Malam itu dengan tubuh lelah, Sax beranjak masuk kamar. Dia merasa benar-benar butuh tidur. Kejadian demi kejadian yang dialaminya hari ini membuatnya merasa lelah baik secara fisik ataupun mental.
Dilihatnya, istrinya sudah terlelap. Sax bergerak dengan tenang agar tidak membangunkannya. Perlahan dia berbaring di samping istrinya, menarik selimut, memandang langit-langit. Sekilas ia sempat melirik jam digital di atas meja. Pukul 2:15. Sudah dinihari, sebentar lagi pagi.
Kamar itu begitu tenang. Hanya cahaya masuk dari dapur yang memang berdekatan. Pintu kamar terbuka, bias cahaya menempel pada barang-barang. Tempat tidur, komputer, laptop, gelas teh, boks bayi yang sampai saat ini belum juga terpakai dan malah berfungsi sebagai tempat menyimpan baju sebelum disetrika. Sax mengenali betul benda-benda di kamarnya itu. Kini terasa ada yang berbeda, karena lambat laun Sax merasa benda-benda itu perlahan memudar. Sax heran, dia tahu bahwa dirinya belum tidur. Setidaknya dia masih merasa punya kontrol pada kesadarannya. Jadi seiring makin memudarnya barang-barang itu dari penglihatannya, Sax masih punya waktu untuk memikirkannya.
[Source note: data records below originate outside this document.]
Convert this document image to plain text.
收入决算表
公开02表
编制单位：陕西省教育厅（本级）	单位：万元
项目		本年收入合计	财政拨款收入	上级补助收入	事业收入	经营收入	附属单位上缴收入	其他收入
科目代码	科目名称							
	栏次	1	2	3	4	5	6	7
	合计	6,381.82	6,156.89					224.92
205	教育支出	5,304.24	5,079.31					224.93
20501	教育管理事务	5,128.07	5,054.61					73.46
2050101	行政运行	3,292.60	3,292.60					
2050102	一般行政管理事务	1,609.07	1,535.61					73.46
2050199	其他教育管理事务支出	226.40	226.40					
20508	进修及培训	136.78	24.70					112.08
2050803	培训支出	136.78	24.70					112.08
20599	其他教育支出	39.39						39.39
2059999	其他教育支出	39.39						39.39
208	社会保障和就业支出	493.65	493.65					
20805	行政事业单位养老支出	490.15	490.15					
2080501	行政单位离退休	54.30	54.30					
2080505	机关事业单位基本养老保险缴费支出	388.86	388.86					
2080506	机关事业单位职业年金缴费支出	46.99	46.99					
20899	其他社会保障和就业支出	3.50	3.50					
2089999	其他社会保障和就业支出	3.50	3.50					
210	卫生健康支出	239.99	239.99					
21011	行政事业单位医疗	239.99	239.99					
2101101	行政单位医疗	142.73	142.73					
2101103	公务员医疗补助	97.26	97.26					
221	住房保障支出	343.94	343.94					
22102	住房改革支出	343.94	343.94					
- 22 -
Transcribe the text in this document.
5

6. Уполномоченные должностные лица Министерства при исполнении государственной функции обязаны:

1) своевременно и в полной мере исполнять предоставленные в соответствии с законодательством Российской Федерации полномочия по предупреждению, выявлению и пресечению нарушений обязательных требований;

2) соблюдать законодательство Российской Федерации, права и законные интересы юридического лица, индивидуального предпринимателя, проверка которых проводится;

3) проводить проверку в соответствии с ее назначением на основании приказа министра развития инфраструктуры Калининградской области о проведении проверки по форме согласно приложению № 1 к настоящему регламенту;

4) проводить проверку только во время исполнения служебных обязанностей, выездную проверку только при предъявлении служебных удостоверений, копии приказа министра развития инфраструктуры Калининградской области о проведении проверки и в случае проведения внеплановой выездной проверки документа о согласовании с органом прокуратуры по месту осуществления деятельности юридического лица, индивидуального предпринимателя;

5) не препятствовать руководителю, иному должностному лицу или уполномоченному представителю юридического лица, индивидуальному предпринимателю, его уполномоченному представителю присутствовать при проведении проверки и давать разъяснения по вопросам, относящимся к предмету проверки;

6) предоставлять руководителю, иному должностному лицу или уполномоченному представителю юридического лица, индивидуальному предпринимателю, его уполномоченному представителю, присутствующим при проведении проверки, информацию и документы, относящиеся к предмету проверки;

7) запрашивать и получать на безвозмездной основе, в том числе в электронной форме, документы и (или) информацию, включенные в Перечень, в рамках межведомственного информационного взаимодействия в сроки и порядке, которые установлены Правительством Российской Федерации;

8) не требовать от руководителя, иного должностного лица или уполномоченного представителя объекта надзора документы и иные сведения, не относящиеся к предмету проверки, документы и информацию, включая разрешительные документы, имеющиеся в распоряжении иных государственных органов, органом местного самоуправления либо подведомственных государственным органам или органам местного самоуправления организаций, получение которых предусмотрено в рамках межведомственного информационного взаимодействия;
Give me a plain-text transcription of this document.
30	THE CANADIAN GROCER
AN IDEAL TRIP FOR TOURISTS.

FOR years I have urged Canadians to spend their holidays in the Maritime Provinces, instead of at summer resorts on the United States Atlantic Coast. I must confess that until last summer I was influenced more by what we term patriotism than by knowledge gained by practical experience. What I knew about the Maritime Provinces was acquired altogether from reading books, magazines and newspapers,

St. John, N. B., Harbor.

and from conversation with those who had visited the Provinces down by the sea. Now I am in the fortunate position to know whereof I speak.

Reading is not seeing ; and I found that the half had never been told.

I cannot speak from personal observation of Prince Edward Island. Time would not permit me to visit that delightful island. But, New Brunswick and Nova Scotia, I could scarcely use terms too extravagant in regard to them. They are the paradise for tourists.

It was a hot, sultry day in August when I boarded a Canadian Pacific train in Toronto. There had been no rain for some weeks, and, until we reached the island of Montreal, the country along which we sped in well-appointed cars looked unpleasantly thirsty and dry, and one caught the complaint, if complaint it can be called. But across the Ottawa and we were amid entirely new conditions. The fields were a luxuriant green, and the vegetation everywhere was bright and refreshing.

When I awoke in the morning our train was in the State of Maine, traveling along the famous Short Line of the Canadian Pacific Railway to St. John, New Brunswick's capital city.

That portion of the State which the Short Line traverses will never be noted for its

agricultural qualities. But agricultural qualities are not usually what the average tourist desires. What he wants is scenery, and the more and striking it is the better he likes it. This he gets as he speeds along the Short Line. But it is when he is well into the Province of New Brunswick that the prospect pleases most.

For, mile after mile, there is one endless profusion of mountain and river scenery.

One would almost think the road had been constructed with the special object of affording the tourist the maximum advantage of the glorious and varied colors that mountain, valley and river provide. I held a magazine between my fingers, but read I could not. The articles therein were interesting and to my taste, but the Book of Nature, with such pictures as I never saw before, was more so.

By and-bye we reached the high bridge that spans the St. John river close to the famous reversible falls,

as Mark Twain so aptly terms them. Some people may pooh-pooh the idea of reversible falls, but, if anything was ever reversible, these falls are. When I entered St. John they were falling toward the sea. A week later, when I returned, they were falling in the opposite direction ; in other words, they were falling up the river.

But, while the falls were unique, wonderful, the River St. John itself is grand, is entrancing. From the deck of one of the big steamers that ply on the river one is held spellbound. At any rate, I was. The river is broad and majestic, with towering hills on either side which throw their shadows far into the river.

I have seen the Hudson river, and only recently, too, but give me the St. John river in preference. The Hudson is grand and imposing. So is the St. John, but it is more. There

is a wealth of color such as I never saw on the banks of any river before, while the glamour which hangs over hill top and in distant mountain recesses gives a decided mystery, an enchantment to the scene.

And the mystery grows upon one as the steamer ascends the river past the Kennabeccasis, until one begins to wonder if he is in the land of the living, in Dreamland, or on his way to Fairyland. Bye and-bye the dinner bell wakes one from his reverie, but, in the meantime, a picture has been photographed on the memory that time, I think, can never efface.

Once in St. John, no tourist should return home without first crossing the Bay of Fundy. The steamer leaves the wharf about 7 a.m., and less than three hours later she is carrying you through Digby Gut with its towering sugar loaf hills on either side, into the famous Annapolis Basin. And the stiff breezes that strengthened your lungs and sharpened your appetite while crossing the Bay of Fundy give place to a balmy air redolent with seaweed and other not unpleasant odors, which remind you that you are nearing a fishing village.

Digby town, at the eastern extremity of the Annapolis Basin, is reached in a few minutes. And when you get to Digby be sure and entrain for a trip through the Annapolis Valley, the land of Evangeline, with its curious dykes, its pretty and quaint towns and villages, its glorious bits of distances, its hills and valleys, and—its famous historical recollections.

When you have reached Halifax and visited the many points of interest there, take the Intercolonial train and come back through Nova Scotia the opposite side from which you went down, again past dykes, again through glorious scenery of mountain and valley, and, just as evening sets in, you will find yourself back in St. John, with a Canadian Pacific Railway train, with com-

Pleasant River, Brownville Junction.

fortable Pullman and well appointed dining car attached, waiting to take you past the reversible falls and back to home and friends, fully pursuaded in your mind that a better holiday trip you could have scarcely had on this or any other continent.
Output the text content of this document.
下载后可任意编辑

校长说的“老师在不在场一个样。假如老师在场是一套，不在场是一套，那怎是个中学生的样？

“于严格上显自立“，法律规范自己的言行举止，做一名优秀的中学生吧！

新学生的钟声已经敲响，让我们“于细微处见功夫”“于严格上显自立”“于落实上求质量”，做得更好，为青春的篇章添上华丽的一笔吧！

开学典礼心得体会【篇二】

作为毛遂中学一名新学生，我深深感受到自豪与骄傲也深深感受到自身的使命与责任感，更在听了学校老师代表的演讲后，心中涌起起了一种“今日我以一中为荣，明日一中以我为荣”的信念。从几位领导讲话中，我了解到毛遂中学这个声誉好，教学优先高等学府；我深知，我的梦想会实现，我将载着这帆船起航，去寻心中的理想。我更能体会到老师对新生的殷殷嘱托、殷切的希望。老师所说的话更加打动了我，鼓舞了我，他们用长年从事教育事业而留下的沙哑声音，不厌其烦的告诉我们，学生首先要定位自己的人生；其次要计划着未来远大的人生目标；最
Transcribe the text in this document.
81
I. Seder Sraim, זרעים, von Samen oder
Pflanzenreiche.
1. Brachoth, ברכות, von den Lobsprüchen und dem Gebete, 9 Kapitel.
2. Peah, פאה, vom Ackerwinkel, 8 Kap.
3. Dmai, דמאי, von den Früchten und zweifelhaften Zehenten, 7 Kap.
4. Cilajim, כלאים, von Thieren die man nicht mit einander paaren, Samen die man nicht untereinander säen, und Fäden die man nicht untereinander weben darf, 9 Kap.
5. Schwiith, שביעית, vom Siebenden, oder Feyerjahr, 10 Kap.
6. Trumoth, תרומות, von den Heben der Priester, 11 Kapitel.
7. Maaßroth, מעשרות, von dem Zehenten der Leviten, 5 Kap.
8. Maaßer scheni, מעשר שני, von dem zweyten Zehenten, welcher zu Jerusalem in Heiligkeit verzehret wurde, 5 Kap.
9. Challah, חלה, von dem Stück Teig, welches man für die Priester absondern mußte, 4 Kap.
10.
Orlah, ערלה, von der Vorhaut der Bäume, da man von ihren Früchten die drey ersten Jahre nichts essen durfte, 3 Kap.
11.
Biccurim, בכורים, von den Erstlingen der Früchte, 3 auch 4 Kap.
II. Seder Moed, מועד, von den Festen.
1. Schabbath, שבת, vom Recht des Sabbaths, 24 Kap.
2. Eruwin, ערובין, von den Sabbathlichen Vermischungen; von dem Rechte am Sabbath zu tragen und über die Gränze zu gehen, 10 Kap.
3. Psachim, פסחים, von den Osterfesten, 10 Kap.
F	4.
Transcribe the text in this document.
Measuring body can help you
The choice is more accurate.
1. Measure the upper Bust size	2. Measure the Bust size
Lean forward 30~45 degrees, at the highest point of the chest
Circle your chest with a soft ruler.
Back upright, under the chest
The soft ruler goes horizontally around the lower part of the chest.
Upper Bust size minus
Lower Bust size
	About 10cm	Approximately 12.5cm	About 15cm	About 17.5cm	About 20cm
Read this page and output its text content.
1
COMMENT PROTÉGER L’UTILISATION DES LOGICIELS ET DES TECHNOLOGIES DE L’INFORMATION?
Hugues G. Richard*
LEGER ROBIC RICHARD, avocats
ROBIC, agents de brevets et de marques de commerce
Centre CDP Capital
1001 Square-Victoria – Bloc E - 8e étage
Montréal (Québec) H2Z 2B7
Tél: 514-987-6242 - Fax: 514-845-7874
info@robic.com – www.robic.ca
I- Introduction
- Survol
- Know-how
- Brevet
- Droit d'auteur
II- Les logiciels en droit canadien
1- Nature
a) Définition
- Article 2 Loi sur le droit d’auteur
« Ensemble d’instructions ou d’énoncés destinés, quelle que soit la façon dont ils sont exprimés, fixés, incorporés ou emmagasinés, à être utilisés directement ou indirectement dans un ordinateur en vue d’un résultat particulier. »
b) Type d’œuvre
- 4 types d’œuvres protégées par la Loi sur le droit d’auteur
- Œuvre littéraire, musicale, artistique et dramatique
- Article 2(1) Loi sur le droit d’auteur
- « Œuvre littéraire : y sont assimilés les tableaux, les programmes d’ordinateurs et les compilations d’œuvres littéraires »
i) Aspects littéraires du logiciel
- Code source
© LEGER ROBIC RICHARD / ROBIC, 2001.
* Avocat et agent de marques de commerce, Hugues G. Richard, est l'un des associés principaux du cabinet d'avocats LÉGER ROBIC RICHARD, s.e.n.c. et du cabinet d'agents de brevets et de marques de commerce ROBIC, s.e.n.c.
Lambat Sax menyadari bahwa barang-barang itu bukanlah memudar, melainkan ada selapis kabut tipis memenuhi kamarnya. Entah dari mana. Sax tidak bisa memastikan dia bermimpi atau tidak, tapi dia merasa ini semua nyata. Sax ingin bergerak, ia ingin menghapus kabut-kabut itu, tapi ternyata ia tidak dapat bergerak. Ini aneh, otaknya bisa berpikir, tapi badannya tak bisa bergerak. Sax tidak panik, dia tahu ini gejala biasa, ada fase di mana saat tidur orang mengalami kelumpuhan, dan dia bisa berpikir sejauh itu, berarti dia belum tidur. Hanya saja badannya tak dapat bergerak, namun ia seolah dapat merasakan setiap detik pergerakan titik-titik kabut samar yang menyelimuti barang-barang di kamarnya.